Mert Onur Cakiroglu, HASAN KURBAN, Parichit Sharma, Muhammed Oguzhan Kulekci, Elham khorasani buxton, Maryam Raeeszadeh-Sarmazdeh, Mehmet Dalkilic

Published: 19 Jul 2024, Last Modified: 13 Dec 2024Machine Learning: Science & TechnologyEveryoneRevisionsCC BY 4.0

Abstract: In this study, we introduce a novel de Bruijn graph (dBG) based framework for feature engineering in biological sequential data such as proteins. This framework simplifies feature extraction by dynamically generating high-quality, interpretable features for traditional AI (TAI) algorithms.

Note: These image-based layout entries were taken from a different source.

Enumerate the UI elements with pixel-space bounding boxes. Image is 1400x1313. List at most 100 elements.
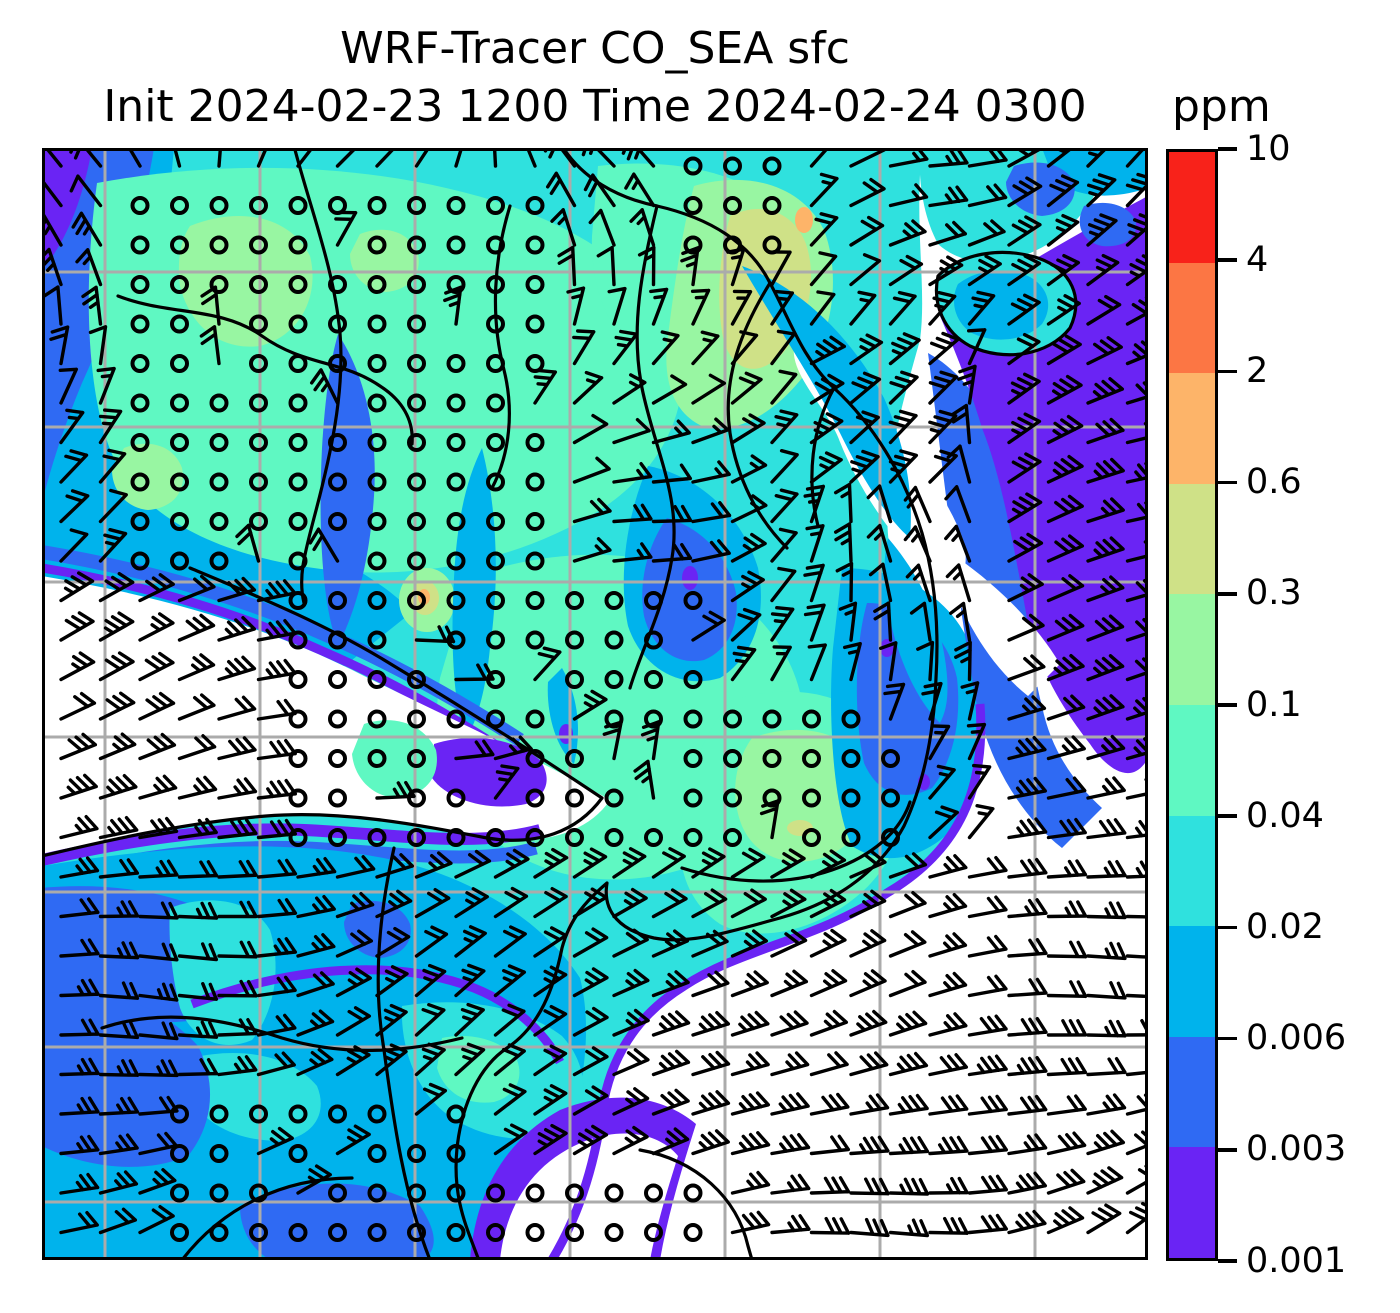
wind-barb <box>967 856 1008 879</box>
wind-barb <box>849 1135 890 1156</box>
wind-barb <box>960 681 980 721</box>
colorbar-tick <box>1218 1036 1237 1041</box>
calm-wind-circle <box>446 630 466 650</box>
wind-barbs-layer <box>42 148 1148 1242</box>
wind-barb <box>1046 1131 1087 1156</box>
calm-wind-circle <box>565 749 584 768</box>
wind-barb <box>1125 1019 1148 1037</box>
wind-barb <box>621 148 656 168</box>
wind-barb <box>1007 776 1047 800</box>
wind-barb <box>951 403 972 445</box>
wind-barb <box>493 925 527 958</box>
calm-wind-circle <box>683 196 703 215</box>
calm-wind-circle <box>170 314 189 334</box>
wind-barb <box>217 979 258 998</box>
wind-barb <box>730 1091 770 1116</box>
calm-wind-circle <box>446 354 466 373</box>
calm-wind-circle <box>209 235 229 255</box>
wind-barb <box>59 449 89 484</box>
calm-wind-circle <box>367 433 387 452</box>
wind-barb <box>651 847 686 879</box>
wind-barb <box>217 1018 258 1037</box>
calm-wind-circle <box>407 196 426 215</box>
wind-barb <box>1007 695 1047 721</box>
wind-barb <box>803 603 826 642</box>
wind-barb <box>1007 1209 1047 1235</box>
calm-wind-circle <box>407 1144 426 1163</box>
wind-barb <box>651 1010 691 1037</box>
wind-barb <box>59 1172 100 1195</box>
calm-wind-circle <box>446 235 466 255</box>
calm-wind-circle <box>249 1104 268 1124</box>
calm-wind-circle <box>288 393 308 413</box>
wind-barb <box>651 504 693 524</box>
wind-barb <box>730 847 766 879</box>
wind-barb <box>177 693 216 721</box>
wind-barb <box>1046 574 1085 603</box>
calm-wind-circle <box>170 512 189 531</box>
wind-barb <box>602 720 623 761</box>
wind-barb <box>1125 819 1148 840</box>
wind-barb <box>217 736 257 761</box>
calm-wind-circle <box>486 670 505 689</box>
wind-barb <box>1007 1094 1048 1116</box>
wind-barb <box>691 1050 731 1077</box>
calm-wind-circle <box>328 749 347 768</box>
wind-barb <box>967 1213 1008 1235</box>
wind-barb <box>88 325 108 366</box>
calm-wind-circle <box>565 1183 584 1203</box>
wind-barb <box>98 941 140 960</box>
wind-barb <box>1007 898 1048 919</box>
wind-barb <box>256 858 298 879</box>
wind-barb <box>967 763 992 800</box>
wind-barb <box>414 851 453 879</box>
colorbar-tick <box>1218 703 1237 707</box>
wind-barb <box>217 818 258 840</box>
calm-wind-circle <box>604 670 624 689</box>
calm-wind-circle <box>130 354 150 373</box>
calm-wind-circle <box>288 512 308 531</box>
wind-barb <box>296 857 337 879</box>
calm-wind-circle <box>446 275 466 294</box>
wind-barb <box>1086 1166 1124 1195</box>
wind-barb <box>572 887 608 919</box>
calm-wind-circle <box>486 393 505 413</box>
calm-wind-circle <box>407 275 426 294</box>
wind-barb <box>730 929 768 958</box>
wind-barb <box>59 938 100 958</box>
calm-wind-circle <box>367 314 387 334</box>
wind-barb <box>651 1127 690 1156</box>
wind-barb <box>533 1084 568 1116</box>
wind-barb <box>533 646 562 682</box>
wind-barb <box>770 250 792 287</box>
calm-wind-circle <box>407 393 426 413</box>
colorbar-segment <box>1169 594 1215 705</box>
wind-barb <box>866 484 893 524</box>
calm-wind-circle <box>604 630 624 650</box>
calm-wind-circle <box>407 1183 426 1203</box>
wind-barb <box>533 847 569 879</box>
wind-barb <box>888 1218 930 1238</box>
calm-wind-circle <box>130 393 150 413</box>
calm-wind-circle <box>841 788 861 808</box>
wind-barb <box>1007 857 1048 879</box>
calm-wind-circle <box>486 709 505 729</box>
calm-wind-circle <box>446 709 466 729</box>
wind-barb <box>1086 818 1127 840</box>
wind-barb <box>849 1009 888 1037</box>
calm-wind-circle <box>565 828 584 847</box>
wind-barb <box>1086 981 1127 1000</box>
colorbar-segment <box>1169 704 1215 816</box>
calm-wind-circle <box>486 1183 505 1203</box>
wind-barb <box>866 523 893 563</box>
wind-barb <box>629 208 656 247</box>
wind-barb <box>967 328 987 366</box>
calm-wind-circle <box>130 275 150 294</box>
colorbar-tick-label: 2 <box>1246 350 1269 391</box>
colorbar-tick <box>1218 258 1237 262</box>
wind-barb <box>177 734 217 761</box>
wind-barb <box>96 366 116 405</box>
wind-barb <box>957 364 977 405</box>
calm-wind-circle <box>525 275 545 294</box>
colorbar-segment <box>1169 373 1215 484</box>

Our framework accounts for amino acid substitutions by efficiently adjusting the edge weights in the dBG using a secondary trie structure. We extract motifs from the dBG by traversing the heavy edges, and then incorporate alignment algorithms like BLAST and Smith–Waterman to generate features for TAI algorithms. Empirical validation on TIMP (tissue inhibitors of matrix metalloproteinase) data demonstrates significant accuracy improvements over a robust baseline, state-of-the-art PLM models, and those from the popular GLAM2 tool. Furthermore, our framework successfully identified Glycine and Arginine-rich motifs with high coverage, highlighting it is potential in general pattern discovery.